Nicolas Castoldi agrees. "The basis of this transformation towards AI is trust and our ability to guarantee a very high level of security for all patients. This is an important point for us and one on which we are, by definition, very demanding". For the lawyer, this requirement is in any case reflected in European regulations for high-risk AI - that is, almost all AI systems used in healthcare - which guarantee development, marketing, deployment and use in line with EU values.
AI vs. doctor?
This duty of transparency also applies to liability. Who is at fault in the event of a diagnostic error, for example? “The answer is contractual. Everything will depend on what the AI supplier has announced in the contract. The idea, of course, is not to exonerate manufacturers from liability, but to ensure that they are fully informed about the conditions of use and limitations of the system. And, in all cases, the doctor is only assisted by the AI.”

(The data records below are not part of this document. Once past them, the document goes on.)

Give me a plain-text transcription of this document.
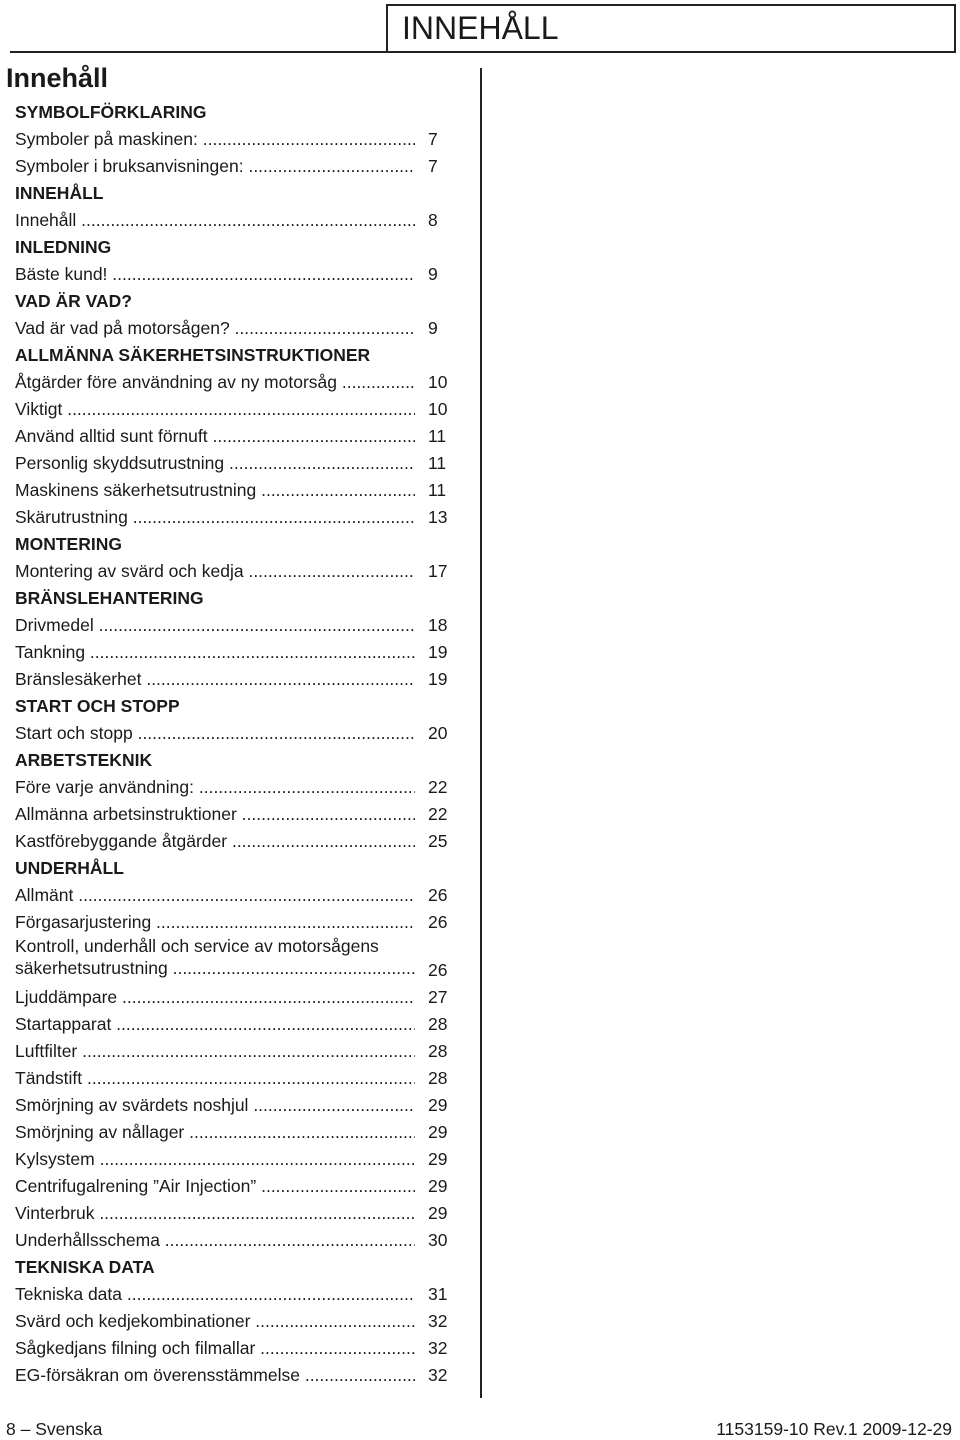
INNEHÅLL
Innehåll
SYMBOLFÖRKLARING
Symboler på maskinen: .....	7
Symboler i bruksanvisningen: .....	7
INNEHÅLL
Innehåll .....	8
INLEDNING
Bäste kund! .....	9
VAD ÄR VAD?
Vad är vad på motorsågen? .....	9
ALLMÄNNA SÄKERHETSINSTRUKTIONER
Åtgärder före användning av ny motorsåg .....	10
Viktigt .....	10
Använd alltid sunt förnuft .....	11
Personlig skyddsutrustning .....	11
Maskinens säkerhetsutrustning .....	11
Skärutrustning .....	13
MONTERING
Montering av svärd och kedja .....	17
BRÄNSLEHANTERING
Drivmedel .....	18
Tankning .....	19
Bränslesäkerhet .....	19
START OCH STOPP
Start och stopp .....	20
ARBETSTEKNIK
Före varje användning: .....	22
Allmänna arbetsinstruktioner .....	22
Kastförebyggande åtgärder .....	25
UNDERHÅLL
Allmänt .....	26
Förgasarjustering .....	26
Kontroll, underhåll och service av motorsågens
säkerhetsutrustning .....	26
Ljuddämpare .....	27
Startapparat .....	28
Luftfilter .....	28
Tändstift .....	28
Smörjning av svärdets noshjul .....	29
Smörjning av nållager .....	29
Kylsystem .....	29
Centrifugalrening ”Air Injection” .....	29
Vinterbruk .....	29
Underhållsschema .....	30
TEKNISKA DATA
Tekniska data .....	31
Svärd och kedjekombinationer .....	32
Sågkedjans filning och filmallar .....	32
EG-försäkran om överensstämmelse .....	32
8 – Svenska	1153159-10 Rev.1 2009-12-29
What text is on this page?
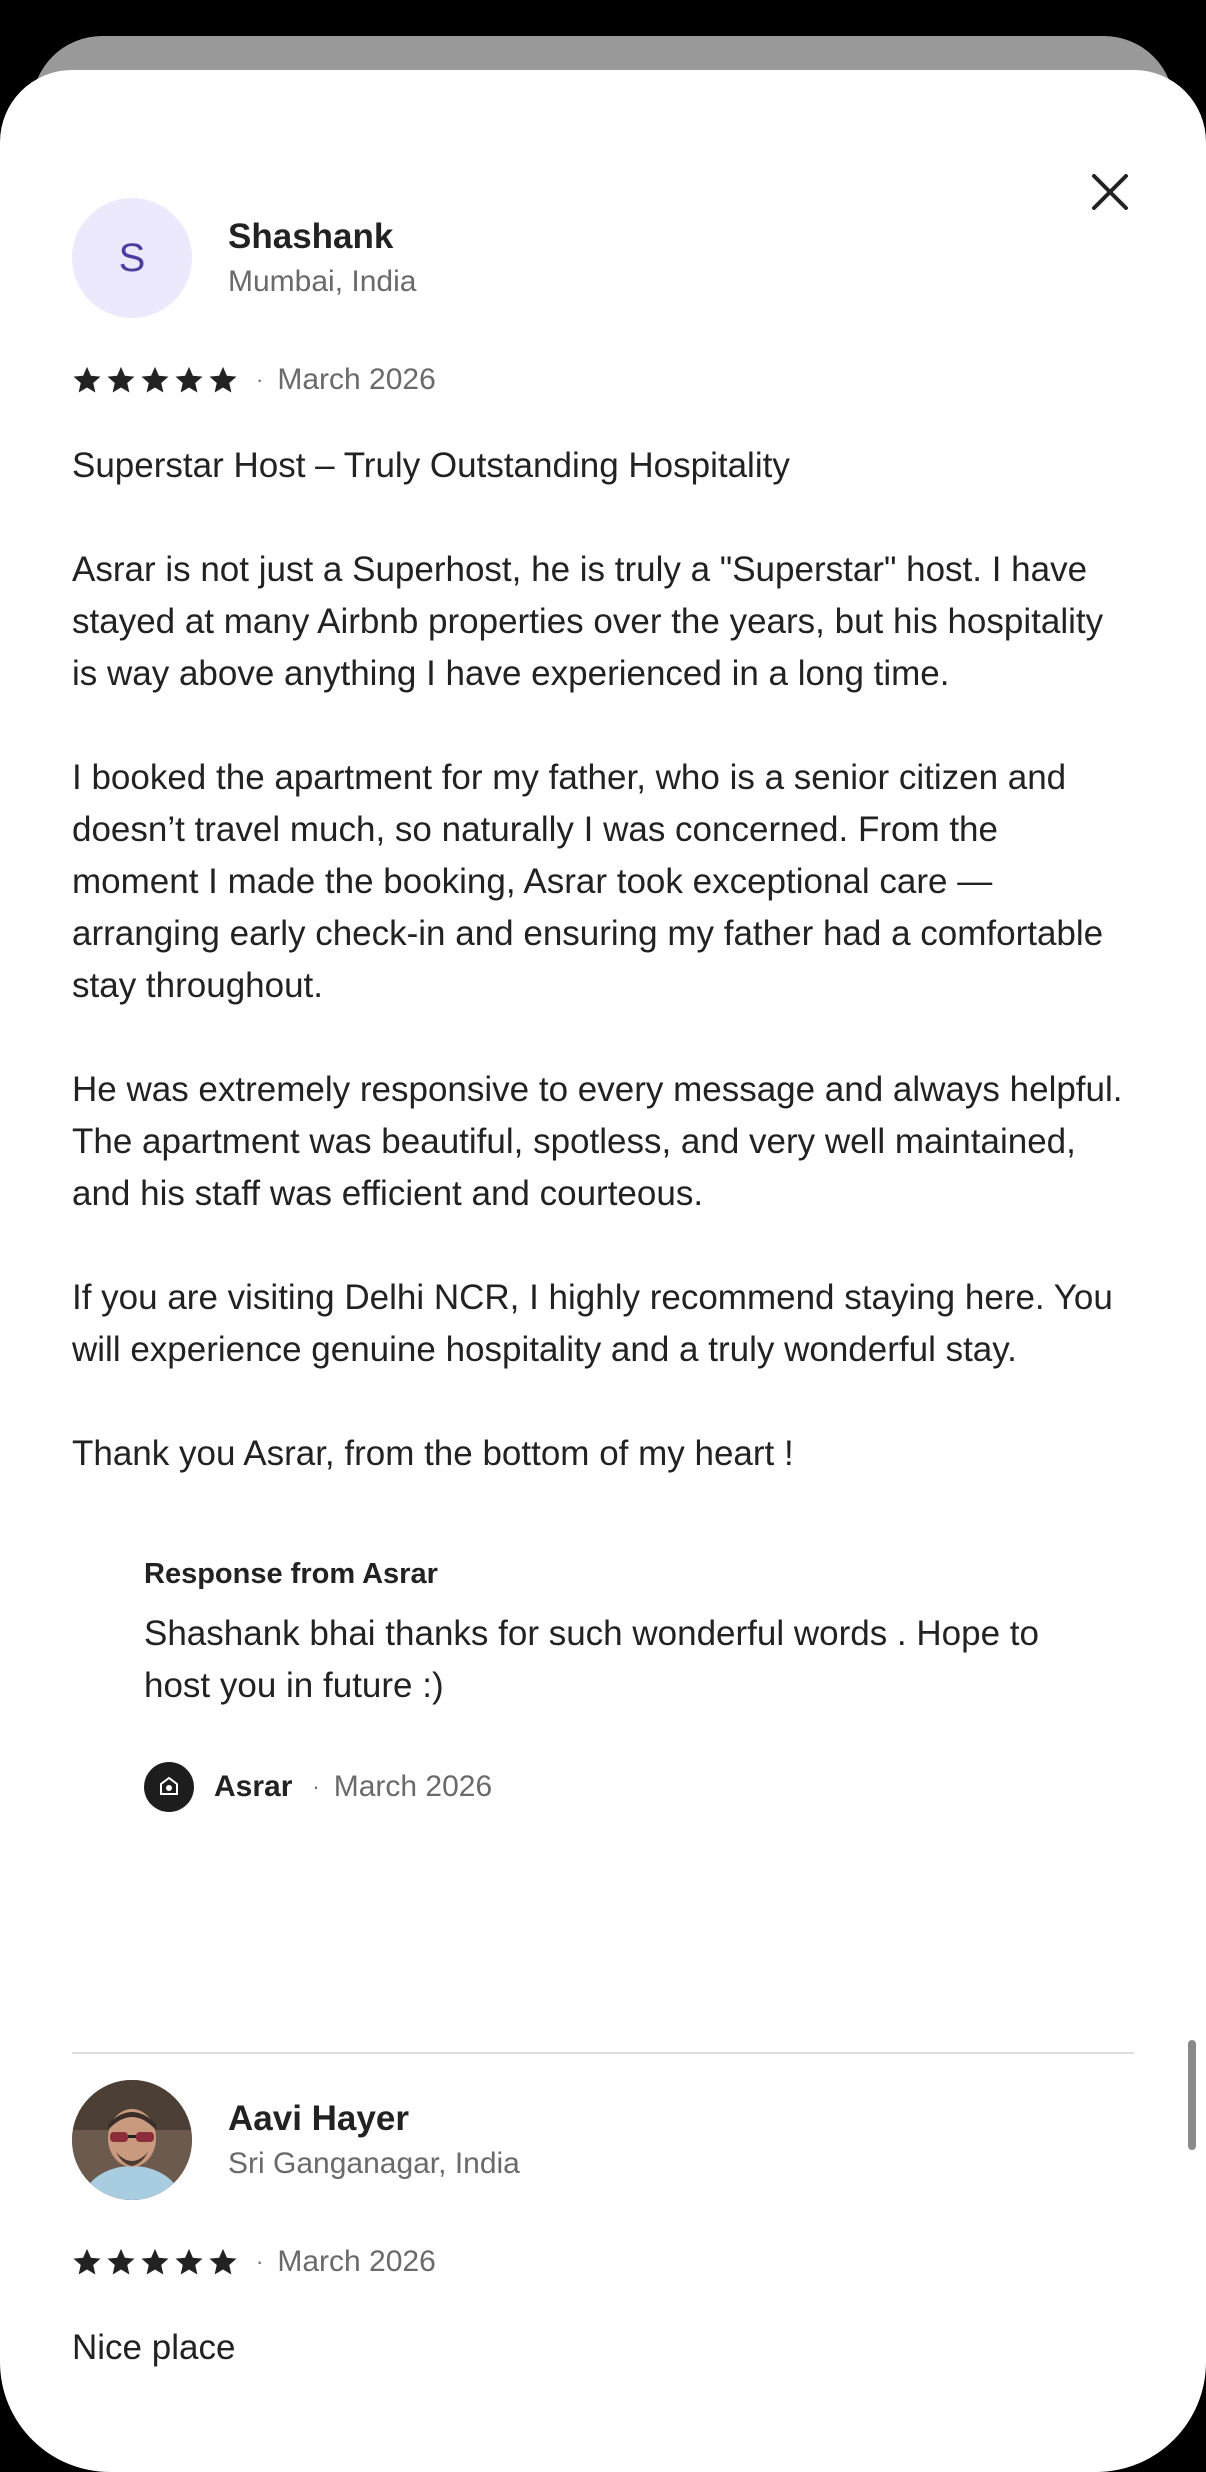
S Shashank
Mumbai, India
· March 2026
Superstar Host – Truly Outstanding Hospitality

Asrar is not just a Superhost, he is truly a "Superstar" host. I have stayed at many Airbnb properties over the years, but his hospitality is way above anything I have experienced in a long time.

I booked the apartment for my father, who is a senior citizen and doesn’t travel much, so naturally I was concerned. From the moment I made the booking, Asrar took exceptional care — arranging early check-in and ensuring my father had a comfortable stay throughout.

He was extremely responsive to every message and always helpful. The apartment was beautiful, spotless, and very well maintained, and his staff was efficient and courteous.

If you are visiting Delhi NCR, I highly recommend staying here. You will experience genuine hospitality and a truly wonderful stay.

Thank you Asrar, from the bottom of my heart !
Response from Asrar
Shashank bhai thanks for such wonderful words . Hope to host you in future :)
Asrar · March 2026
Aavi Hayer
Sri Ganganagar, India
· March 2026
Nice place
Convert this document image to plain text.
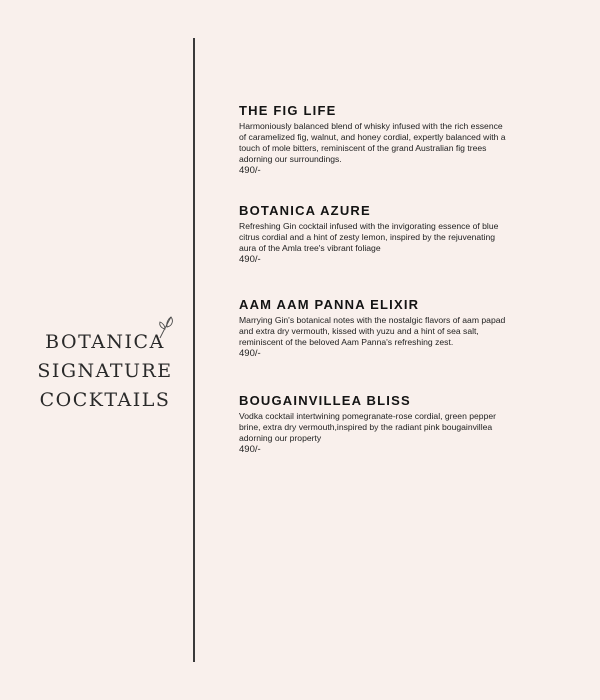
BOTANICA
SIGNATURE
COCKTAILS
THE FIG LIFE

Harmoniously balanced blend of whisky infused with the rich essence of caramelized fig, walnut, and honey cordial, expertly balanced with a touch of mole bitters, reminiscent of the grand Australian fig trees adorning our surroundings.

490/-

BOTANICA AZURE

Refreshing Gin cocktail infused with the invigorating essence of blue citrus cordial and a hint of zesty lemon, inspired by the rejuvenating aura of the Amla tree's vibrant foliage

490/-

AAM AAM PANNA ELIXIR

Marrying Gin's botanical notes with the nostalgic flavors of aam papad and extra dry vermouth, kissed with yuzu and a hint of sea salt, reminiscent of the beloved Aam Panna's refreshing zest.

490/-

BOUGAINVILLEA BLISS

Vodka cocktail intertwining pomegranate-rose cordial, green pepper brine, extra dry vermouth,inspired by the radiant pink bougainvillea adorning our property

490/-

Sometimes, the debate can lead to surprising situations. For example, this issue raised by Marguerite Brac de La Perrière: what result should be retained if the doctor's diagnosis differs from that of the AI? “After all, there's a good chance that the AI has accumulated more experience than the doctor. As for bias, the latter has some too. The most important thing, then, is for everyone to be informed of both the conditions of use and characteristics of the AI system and its results, so as to benefit from the best, i.e. an augmented doctor.”
Faced with these challenges, there is a collective need to think ahead. “AI will profoundly transform the face of healthcare. We need to rethink our entire social organization,” concludes Nicolas Castoldi.